Russian interference in the U.S. presidential elections is at the heart of a secretive treason case against a former FSB official and three of his alleged accomplices arrested last year, a Russian news startup reports.
Sergei Mikhailov, the FSB’s former head of cyber investigations, was detained on Dec. 5, 2016, together with three alleged accomplices — his colleague Dmitry Dokuchayev, former Kaspersky Lab employee Ruslan Stoyanov, and internet entrepreneur Georgy Fomchenkov.
The four men have been held in Moscow’s high-security Lefortovo Prison on charges of committing treason. The mysterious case has been hidden from public view after being labeled a “state secret.”
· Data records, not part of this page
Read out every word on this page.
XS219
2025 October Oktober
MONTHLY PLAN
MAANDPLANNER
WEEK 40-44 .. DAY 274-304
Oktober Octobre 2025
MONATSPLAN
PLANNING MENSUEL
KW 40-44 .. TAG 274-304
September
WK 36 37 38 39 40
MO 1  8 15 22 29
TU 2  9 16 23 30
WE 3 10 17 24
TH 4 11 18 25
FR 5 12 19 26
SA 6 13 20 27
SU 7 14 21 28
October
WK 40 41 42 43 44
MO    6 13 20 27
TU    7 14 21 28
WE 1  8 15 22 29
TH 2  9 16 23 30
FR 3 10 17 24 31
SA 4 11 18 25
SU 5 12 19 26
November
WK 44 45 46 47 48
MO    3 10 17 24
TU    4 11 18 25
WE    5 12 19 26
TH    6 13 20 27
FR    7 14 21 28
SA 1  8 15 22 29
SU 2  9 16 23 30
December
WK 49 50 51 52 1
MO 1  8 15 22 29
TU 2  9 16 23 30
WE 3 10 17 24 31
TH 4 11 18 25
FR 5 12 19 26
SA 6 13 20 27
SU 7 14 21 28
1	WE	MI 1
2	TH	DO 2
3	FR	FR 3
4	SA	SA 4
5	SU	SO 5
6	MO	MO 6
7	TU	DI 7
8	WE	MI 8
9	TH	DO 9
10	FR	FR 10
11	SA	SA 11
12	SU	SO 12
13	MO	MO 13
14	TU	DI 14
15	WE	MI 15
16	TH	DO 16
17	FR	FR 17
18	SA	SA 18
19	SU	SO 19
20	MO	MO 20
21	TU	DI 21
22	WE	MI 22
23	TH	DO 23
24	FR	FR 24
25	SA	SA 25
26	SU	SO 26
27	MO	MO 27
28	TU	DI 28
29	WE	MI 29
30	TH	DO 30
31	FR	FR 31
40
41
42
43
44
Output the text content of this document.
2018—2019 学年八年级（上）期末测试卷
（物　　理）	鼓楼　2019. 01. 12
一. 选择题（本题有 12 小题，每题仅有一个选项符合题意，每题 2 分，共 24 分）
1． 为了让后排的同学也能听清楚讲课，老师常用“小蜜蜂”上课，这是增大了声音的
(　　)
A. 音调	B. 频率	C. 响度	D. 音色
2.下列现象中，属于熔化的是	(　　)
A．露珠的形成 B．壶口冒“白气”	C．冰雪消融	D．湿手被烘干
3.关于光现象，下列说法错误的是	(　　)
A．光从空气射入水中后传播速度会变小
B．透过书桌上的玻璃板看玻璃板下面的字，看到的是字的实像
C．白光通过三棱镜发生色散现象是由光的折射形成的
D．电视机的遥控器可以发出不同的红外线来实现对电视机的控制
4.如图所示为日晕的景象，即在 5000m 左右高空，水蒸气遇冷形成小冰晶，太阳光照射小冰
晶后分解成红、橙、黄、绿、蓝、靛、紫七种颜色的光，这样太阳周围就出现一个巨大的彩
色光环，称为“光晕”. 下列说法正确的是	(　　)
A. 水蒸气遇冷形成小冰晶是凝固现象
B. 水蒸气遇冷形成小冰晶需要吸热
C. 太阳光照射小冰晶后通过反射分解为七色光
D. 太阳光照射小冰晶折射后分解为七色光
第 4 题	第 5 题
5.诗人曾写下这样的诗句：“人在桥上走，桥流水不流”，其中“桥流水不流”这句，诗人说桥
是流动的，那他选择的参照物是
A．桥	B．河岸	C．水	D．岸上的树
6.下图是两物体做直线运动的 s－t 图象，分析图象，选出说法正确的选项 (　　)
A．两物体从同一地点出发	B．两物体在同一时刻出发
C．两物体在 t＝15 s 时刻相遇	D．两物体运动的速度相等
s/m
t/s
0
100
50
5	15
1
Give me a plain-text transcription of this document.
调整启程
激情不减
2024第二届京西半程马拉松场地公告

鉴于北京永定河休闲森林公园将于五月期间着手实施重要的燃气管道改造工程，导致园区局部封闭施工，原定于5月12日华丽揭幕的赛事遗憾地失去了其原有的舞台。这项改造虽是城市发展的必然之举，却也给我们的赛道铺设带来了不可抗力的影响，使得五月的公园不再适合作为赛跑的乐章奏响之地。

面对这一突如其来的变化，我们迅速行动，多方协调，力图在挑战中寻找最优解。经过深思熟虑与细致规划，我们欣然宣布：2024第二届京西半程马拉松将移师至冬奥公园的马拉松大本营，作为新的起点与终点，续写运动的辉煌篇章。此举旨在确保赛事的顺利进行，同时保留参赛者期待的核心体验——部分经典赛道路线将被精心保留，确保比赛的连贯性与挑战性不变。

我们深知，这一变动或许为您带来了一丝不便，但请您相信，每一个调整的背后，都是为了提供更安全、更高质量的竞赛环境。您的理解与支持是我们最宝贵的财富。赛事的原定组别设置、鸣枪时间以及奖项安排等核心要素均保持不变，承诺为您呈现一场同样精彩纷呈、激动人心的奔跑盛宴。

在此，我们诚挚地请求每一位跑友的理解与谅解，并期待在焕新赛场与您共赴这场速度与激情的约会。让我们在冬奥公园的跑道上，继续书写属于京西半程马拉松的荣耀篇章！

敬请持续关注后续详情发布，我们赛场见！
“The four men have been hidden away from everyone, to make sure they don’t give away any sensitive information,” the Bell outlet cited Ivan Pavlov, a lawyer for one of the defendants, as saying.
In an extensive investigation published on the one-year anniversary of the group's arrest, the Bell outlet cited two unidentified sources who said the move to arrest the men was ordered by the Russian military intelligence, the General Staff of the Armed Forces (GRU), in an internal power struggle over state funding.
An earlier report by Crowdstrike, a cybersecurity firm hired by the Democratic National Committee (DNC) to look into alleged Russian election meddling, said Hillary Clinton’s campaign and the DNC had been targeted by Russian hackers on two separate occasions.
The first attack, allegedly carried out by the FSB, went unnoticed until a second was carried out by the GRU — with the two agencies seemingly working independently of each other.
The United States in December introduced sanctions against both the FSB and GRU for interference in the U.S. elections. But personal sanctions were only leveled against GRU head Igor Korobov and three of his deputies.
It was Mikhailov and his team who provided U.S. intelligence officials with information about the GRU’s attack, the Bell’s sources said.
The New York Times in January had already connected the arrest of Mikhailov and his team to the DNC hack, citing unidentified sources, but this is the first time Russian sources have linked the former FSB official with leaking information about the hack.
According to the Bell’s sources, the men are not officially being tried on charges of leaking information on the GRU’s alleged DNC hack. Russia has consistently denied all accusations of election meddling, so trying the men for passing on information on election meddling— even behind closed doors — would be a tacit admission of guilt, says the Bell.
Instead, the Bell’s sources say, they are being prosecuted for leaking information to the United States on the Russian founder of the Chronopay payment system, Pavel Vrublevsky, in a case that goes back to 2011.